Many HIV antiretroviral therapies (ART) and hepatitis C direct acting antivirals (DAA) are safe when taken together. Providers should assess for drug-to-drug interactions between HIV ARTs and hepatitis C DAAs prior to initiating treatment. For recommended treatment regimens, visit NYS Department of Health AIDS Institute Treatment of Chronic Hepatitis C Virus Infection in Adults.

Pregnancy and Prevention of Infant and Child Transmission of Hepatitis C

Providers are required to test all pregnant people for hepatitis C during each pregnancy in New York State.

Providers should test for hepatitis C RNA in all infants and children born to pregnant people with current or probable hepatitis C. For more guidance, visit CDC Recommendations for Hepatitis C Testing Among Perinatally Exposed Infants and Children (PDF, 2023).

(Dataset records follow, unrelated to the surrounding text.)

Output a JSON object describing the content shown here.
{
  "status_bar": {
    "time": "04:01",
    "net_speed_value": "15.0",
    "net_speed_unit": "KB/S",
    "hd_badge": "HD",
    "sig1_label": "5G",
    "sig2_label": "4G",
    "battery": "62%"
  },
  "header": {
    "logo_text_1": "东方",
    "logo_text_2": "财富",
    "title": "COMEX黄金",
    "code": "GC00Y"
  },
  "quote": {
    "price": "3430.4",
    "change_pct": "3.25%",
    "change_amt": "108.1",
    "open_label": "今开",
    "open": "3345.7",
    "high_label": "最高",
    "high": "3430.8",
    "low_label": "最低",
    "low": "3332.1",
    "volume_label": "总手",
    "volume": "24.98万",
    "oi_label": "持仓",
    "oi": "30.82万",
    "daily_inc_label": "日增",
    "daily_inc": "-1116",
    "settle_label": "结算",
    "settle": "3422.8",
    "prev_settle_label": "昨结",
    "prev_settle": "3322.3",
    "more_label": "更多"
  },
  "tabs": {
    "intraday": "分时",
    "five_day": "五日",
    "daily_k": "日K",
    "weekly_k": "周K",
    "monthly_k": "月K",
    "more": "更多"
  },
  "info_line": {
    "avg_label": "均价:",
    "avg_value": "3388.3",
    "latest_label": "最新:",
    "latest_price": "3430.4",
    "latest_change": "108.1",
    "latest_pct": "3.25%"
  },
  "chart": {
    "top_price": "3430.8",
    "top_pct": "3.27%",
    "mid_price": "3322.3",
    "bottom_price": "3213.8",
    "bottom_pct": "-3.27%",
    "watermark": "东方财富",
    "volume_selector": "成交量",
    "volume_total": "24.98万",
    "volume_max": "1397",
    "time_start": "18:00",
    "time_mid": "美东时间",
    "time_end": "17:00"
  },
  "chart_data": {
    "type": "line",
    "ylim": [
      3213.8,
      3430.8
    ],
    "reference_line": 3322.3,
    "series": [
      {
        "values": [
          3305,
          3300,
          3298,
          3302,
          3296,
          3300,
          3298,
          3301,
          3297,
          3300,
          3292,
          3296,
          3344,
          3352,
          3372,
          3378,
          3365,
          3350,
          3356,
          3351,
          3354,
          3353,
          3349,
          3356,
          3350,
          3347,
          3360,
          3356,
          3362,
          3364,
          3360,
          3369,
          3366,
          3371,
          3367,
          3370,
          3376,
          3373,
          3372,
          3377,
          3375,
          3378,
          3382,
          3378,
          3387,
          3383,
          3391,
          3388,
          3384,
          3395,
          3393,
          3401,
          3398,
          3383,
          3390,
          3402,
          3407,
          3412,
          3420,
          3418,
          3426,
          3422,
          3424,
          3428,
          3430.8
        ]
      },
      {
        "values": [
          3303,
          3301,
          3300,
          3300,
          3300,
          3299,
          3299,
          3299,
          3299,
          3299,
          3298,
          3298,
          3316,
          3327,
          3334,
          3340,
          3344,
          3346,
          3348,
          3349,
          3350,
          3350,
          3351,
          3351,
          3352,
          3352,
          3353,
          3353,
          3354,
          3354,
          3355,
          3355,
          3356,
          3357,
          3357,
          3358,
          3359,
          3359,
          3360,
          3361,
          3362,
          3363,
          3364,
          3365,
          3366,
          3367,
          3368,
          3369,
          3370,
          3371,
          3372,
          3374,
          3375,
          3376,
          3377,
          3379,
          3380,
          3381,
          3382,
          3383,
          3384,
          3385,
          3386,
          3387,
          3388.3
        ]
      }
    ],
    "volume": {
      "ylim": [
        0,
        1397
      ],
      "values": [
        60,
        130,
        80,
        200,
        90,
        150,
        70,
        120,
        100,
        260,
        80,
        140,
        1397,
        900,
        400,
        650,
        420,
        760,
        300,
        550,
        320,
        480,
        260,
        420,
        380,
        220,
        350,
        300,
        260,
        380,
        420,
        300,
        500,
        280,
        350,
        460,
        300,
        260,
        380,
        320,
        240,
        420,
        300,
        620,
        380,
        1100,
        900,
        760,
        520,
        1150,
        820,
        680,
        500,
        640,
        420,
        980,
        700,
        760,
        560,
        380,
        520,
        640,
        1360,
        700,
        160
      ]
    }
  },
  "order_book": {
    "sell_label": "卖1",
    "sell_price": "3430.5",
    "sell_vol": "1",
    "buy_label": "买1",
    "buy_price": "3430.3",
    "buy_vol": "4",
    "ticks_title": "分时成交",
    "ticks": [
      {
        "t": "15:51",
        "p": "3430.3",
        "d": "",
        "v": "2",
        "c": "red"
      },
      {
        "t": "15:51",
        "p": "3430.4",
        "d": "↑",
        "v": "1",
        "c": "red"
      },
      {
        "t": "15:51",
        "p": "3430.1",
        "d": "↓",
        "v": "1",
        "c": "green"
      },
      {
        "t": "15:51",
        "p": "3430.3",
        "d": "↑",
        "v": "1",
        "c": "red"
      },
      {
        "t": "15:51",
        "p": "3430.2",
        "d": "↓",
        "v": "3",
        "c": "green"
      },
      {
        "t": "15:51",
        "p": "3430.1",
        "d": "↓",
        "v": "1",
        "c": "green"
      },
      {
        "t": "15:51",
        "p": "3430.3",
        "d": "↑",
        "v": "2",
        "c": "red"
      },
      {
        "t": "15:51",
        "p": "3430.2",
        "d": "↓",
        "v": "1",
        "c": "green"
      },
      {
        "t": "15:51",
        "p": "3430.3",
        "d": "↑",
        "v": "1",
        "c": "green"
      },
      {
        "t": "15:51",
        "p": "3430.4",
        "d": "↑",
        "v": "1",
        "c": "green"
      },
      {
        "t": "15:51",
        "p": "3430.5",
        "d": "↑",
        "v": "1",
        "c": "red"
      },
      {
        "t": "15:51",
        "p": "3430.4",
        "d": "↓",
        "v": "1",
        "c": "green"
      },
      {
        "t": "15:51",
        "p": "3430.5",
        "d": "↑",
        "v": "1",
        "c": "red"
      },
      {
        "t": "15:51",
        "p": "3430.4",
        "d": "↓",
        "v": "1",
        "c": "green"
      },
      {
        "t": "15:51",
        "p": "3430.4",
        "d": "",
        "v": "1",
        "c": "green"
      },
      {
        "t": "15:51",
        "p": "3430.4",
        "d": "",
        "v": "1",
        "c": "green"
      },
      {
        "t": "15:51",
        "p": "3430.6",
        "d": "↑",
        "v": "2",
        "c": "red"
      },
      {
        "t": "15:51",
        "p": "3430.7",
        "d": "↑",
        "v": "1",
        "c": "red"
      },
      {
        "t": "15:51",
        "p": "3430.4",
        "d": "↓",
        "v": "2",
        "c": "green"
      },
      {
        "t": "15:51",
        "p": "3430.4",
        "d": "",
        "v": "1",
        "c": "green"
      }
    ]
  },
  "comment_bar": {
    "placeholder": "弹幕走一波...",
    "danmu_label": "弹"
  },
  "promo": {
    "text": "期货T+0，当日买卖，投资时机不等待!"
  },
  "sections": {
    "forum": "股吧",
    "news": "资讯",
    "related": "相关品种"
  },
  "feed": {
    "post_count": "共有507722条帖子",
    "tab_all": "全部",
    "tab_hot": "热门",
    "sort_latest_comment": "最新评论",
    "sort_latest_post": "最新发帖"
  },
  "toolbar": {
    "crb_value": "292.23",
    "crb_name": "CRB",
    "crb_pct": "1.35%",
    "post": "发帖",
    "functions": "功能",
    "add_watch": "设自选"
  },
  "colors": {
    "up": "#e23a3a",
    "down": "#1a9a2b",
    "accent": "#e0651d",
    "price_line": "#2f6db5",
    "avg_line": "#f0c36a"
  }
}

Clinical Training and Support

  • AASLD Practice Guidelines: Provides evidence-based recommendations and outline appropriate methods of treatment and care for clinicians.
  • AASLD LiverLearning®: Hepatology educational content for clinicians and other health care professionals. Access educational resources and earn continuing education credits (CME/CE credits and MOC points).
  • Clinical Care Options — Viral Hepatitis: Video lectures and self-paced learning modules, including summaries from major hepatology conferences. Offers CME.
  • Empire Liver Foundation Viral Hepatitis Clinical Training Program: Offers hepatitis B and C Grand Rounds, Clinical Management Training Series, and Preceptorship. Offers free CME, CNE and CEU.
  • Hep Free NYC: A coalition of providers, researchers, community-based organizations and advocates committed to addressing hepatitis-related issues in New York City.
  • New York State Clinical Education Initiative: Offers progressive continuing medical education to physicians, nurse practitioners, physician assistants, nurses, dentists, and pharmacists to improve quality of care on HIV, sexual health, hepatitis C and drug user health.